Kameoka Hachimangū was founded in 1190 as a branch of Tsurugaoka Hachimangū by Date Tomomune, the Date clan founder, at Takako, in the former town of Hobara, now a part of modern Date City in Fukushima Prefecture. The 1719 text Ōū Kanseki Monrōshi, however, claims that the shrine was founded by Tomomune's son, Date Munemura. A legend in the Date clan holds that a mythical black turtle, one of the Four Symbols, appeared as the shrine was under construction, thus prompting its name of Kameoka ("Turtle Hill") Hachimangū.

In 1427, the shrine was relocated to Yanagawa.
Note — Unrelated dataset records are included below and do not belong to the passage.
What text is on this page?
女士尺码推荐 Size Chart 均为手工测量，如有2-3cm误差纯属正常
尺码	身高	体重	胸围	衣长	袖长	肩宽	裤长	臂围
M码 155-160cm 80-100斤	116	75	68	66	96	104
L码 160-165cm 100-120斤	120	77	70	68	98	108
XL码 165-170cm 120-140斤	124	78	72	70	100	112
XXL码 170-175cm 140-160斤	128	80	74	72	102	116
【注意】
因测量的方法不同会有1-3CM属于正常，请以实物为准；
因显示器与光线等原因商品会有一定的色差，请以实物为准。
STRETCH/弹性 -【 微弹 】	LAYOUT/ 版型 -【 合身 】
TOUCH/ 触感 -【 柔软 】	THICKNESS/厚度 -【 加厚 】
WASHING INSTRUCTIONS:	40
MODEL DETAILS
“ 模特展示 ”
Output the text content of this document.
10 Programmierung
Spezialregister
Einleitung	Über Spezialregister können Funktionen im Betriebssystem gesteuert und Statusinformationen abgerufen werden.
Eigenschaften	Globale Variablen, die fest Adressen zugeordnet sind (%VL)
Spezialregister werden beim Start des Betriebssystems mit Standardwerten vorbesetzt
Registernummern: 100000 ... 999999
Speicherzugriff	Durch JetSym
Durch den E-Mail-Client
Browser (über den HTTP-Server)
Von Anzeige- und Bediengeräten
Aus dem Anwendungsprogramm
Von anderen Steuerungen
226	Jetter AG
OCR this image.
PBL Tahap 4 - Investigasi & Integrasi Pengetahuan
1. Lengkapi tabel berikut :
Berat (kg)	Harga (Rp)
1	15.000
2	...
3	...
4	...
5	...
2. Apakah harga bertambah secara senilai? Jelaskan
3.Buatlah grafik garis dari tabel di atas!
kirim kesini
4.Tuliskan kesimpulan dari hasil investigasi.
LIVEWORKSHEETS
In 1532, Date Tanemune, the 14th hereditary lord of the Date Clan moved and brought the shrine with him. In 1570, it was moved back to Yanagawa. Moved to Date territory in Sendai domain by the priestly Yamada family, it was relocated to the Sendai castle town by 1602. According to the 1695 chorographic study Sendai Ika no Ko, after its move, it was called Ima-Hachiman, and upon moving to its present location in Sendai's Aoba Ward in 1681, it was renamed to "Kameoka Hachimangū." Its move to its present location was by order of Date Tsunamura. There is a smaller, subsidiary shrine, Kōratamatare-jinja, which stands beside the sanctuary along with a smaller Toyouke-Inari-jinja.

Haiku poets Matsuo Bashō and Kawai Sora visited the shrine in 1689 during the trip described in the book Oku no Hosomichi.

During the Edo period and the existence of Sendai domain, the shrine's neighborhood and its residents had privileged status. Their affairs came under the jurisdiction of the Date clan's Temple and Shrine Magistrates rather than the clan's Sendai City Magistrates who usually oversaw municipal affairs. The shrine neighborhood's residents also had the right to brew vinegar; other shrine neighborhoods, such as that around Sendai Tōshōgū, were allowed to brew sake.

The shrine was destroyed in July 1945 during the Bombing of Sendai during World War II, with only the stone torii and stone steps surviving. The shrine was rebuilt in October 1965. Its present chief priest is Kōriyama Munekatsu. One of the shrine's treasures, a sword made by Osafune Yoshimitsu, is listed as an Important Cultural Property by the Japanese government.

== In popular culture==

Yanagawa Hachimangū in Date City, Fukushima appears as a setting in Masamune Datenikuru, an anime produced by the city in concert with GAINA. The deity Hachiman holds as collateral the soul of young Date Masamune, in a bid to prompt him toward courage and responsibility as the new Date lord. While a shrine by that name on that site exists in the 21st century, in Masamune's time, the present Kameoka Hachimangū once stood on the site of Yanagawa Hachimangū during Masamune's time and was then briefly called Yanagawa Hachimangū.